I am a very determined backup user.  I have lost some data over the years – not all of it critically important, but there’s a slice of our life in photos that seems to be missing.

Note: yep I use sync software too, like NextCloud, SyncThing, etc. They’re super handy but they fail hard if you think of them as backup. They are NOT BACKUP.  The below is real backup and restore software, used and loved in the real world, used for real to save my bacon.  Sync software would not have helped me with what I needed.

I have had quite a few occasions to need and benefit from my backups, from lost files, to total computer disasters.  My first huge success was with…


I was able to restore a full machine (Mac) totally over the Internet using CrashPlan when it just died.

CrashPlan at the time was a great service, with huge (unlimited? I forget) data quotas and cross-platform use.  They kinda lost the plot and went bonkers with their subscription plans and limits.  It turned out not to be the best option in very short order.  It’s slow, expensive and very feature limited now.  I didn’t even bother to link it because you don’t want it.


Then I moved to Arq.  Arq v5 was a very solid if simplistic backup app. It let you back up to local and cloud destinations, plus I bought the lifetime upgrades option, and it is cross-platform too!  All was good!  Mostly.  You couldn’t migrate backups to other platforms (local to cloud or vice versa), and worse, he kinda got rid of the lifetime upgrades options.  I still have it, and use it, but it’s not my preferred software.  Would I recommend it?  Yes, actually I would, read the limitations and understand them though.
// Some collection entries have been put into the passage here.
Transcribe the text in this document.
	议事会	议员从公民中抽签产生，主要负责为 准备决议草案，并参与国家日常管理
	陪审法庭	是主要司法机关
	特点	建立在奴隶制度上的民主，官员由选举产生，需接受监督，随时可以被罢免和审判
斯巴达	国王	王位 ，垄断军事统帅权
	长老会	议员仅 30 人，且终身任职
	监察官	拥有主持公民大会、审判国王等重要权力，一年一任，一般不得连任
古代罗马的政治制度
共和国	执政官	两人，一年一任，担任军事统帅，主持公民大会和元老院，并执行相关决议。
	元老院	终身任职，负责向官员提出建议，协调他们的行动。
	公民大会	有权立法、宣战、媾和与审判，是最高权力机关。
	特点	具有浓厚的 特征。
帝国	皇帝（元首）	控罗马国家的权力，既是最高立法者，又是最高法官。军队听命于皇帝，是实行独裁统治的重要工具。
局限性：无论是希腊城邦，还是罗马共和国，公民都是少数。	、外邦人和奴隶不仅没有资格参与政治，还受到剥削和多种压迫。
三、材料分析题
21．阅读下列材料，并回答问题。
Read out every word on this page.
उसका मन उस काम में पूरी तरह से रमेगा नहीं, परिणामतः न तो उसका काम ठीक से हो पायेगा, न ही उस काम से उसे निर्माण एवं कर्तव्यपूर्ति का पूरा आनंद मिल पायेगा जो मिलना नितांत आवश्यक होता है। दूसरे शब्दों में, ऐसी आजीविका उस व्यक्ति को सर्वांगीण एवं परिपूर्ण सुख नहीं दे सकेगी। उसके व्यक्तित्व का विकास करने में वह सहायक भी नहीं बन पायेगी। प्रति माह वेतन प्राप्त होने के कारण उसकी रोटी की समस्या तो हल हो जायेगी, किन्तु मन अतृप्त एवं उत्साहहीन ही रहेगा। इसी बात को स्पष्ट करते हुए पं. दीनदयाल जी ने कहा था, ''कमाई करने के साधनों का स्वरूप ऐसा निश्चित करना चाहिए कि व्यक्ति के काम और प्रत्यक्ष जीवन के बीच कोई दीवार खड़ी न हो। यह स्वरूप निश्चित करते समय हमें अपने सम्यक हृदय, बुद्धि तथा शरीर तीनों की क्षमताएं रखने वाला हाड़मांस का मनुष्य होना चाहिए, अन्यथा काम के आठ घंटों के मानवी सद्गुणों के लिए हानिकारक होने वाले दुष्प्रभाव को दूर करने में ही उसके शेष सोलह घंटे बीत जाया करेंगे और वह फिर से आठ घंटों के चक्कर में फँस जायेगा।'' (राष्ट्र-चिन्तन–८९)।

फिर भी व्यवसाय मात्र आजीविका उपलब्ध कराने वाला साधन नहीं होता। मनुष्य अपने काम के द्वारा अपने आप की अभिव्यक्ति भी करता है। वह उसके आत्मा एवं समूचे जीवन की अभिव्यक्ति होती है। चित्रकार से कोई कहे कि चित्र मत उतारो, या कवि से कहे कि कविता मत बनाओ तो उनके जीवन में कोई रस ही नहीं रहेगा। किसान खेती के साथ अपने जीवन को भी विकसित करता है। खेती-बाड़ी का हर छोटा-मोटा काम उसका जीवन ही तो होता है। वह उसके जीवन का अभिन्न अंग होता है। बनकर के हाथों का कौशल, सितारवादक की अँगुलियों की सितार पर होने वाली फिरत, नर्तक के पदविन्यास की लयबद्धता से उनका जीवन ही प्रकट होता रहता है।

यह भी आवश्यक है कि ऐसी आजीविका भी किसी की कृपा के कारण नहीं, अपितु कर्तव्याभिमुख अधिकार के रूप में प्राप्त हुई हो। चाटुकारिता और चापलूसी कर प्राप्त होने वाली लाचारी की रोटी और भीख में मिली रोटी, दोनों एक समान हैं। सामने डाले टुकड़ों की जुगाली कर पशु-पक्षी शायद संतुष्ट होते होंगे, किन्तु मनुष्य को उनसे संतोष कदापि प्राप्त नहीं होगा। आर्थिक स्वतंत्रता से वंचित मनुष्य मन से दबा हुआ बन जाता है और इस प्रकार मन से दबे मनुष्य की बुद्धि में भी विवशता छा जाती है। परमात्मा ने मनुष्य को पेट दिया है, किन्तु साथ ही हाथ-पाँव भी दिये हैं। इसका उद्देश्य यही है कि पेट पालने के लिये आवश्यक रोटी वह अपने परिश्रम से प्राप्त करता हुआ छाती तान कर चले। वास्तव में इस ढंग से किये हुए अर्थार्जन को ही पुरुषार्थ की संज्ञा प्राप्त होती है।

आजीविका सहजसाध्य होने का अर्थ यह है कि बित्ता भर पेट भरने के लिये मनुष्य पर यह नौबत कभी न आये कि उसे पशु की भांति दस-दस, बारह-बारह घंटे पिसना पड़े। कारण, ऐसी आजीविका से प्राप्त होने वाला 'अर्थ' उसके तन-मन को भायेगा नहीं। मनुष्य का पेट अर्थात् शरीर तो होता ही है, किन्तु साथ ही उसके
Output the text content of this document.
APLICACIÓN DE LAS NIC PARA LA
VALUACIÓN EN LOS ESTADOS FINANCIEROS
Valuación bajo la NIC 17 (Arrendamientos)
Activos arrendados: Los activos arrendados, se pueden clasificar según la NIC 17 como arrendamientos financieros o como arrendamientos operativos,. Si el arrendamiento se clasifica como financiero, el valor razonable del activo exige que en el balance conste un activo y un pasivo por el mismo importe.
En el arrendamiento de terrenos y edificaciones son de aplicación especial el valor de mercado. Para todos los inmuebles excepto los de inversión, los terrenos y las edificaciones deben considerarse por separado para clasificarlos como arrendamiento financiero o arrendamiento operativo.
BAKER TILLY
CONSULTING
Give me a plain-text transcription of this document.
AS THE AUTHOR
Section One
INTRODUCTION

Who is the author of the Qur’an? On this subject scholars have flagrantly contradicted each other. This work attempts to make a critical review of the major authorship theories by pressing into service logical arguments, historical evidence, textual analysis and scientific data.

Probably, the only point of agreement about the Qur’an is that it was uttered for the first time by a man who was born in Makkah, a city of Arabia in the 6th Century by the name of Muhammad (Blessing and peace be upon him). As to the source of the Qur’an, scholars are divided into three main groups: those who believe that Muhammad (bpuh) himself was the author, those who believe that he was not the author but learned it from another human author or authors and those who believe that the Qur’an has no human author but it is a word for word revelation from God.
Next stop: restic.  Oh yeah, it has all of the above, plus a way to sync existing backups to the cloud (no more doing two separate backups). It has multiple snapshots, restores just by mounting the backup repository like a drive (on *nix-oriented machines). There’s a GUI repo browser if you prefer that or you’re stuck on Windows.  The backups are encrypted (and look much like a “sharded” git repository.

Open source, free and very small!

It’s not for the faint of heart though, you need to be very very comfortable in the command line and willing to write scripts to do unattended backups. Cloud and remote backups are handled by an external app (rclone) so it never has to deal with that code.  Once you do get it all set up though, it’s really hard to beat restic.  I rely on it big time.


The Winner

UrBackup is SO MUCH my favorite daily driver right now.  It is server-based (don’t just rely on it as a client-only app) but has significant management advantages because of that.  You can do both image (as a vhd disk image, or various compressed flavors of that) and/or incremental file-based (note: not encrypted) backups.  I was able to restore a VM image of approximately 250GB in well under 10 minutes using a boot CD and automatic backup discovery.  This was under ideal circumstances, though, both the image and the destination were on the same SSD, the server and the VM were both hosted on the same UnRaid server.  If you wanted just a partial restore from an image, you can sometimes just click and mount the vhd files (some additional fussing required if you’re on non-Windows and if the image is incremental and/or compressed)

It’s open source, free, and runs on almost anything.

Client setup is awesome. Go to the web page on your UrBackup server, configure a new client with your machine name and download and install the preconfigured client software.  It should automatically locate your server and back up according to the default options you configured.  You can change settings globally, per-client or per-machine (the latter two are kinda the same but basically differentiated based on where the settings are stored, on the client or on the server).

You can back up over the Internet as well, obviously without auto-discovery, and ensuring that you have set up some pretty good security for it (you don’t want people downloading your file backups, I’m sure).

Out of all, I would easily recommend UrBackup to anyone that has the hardware and storage to run it.  If you have a smart NAS, it’s probably super easy to install there too, at the very least using Docker.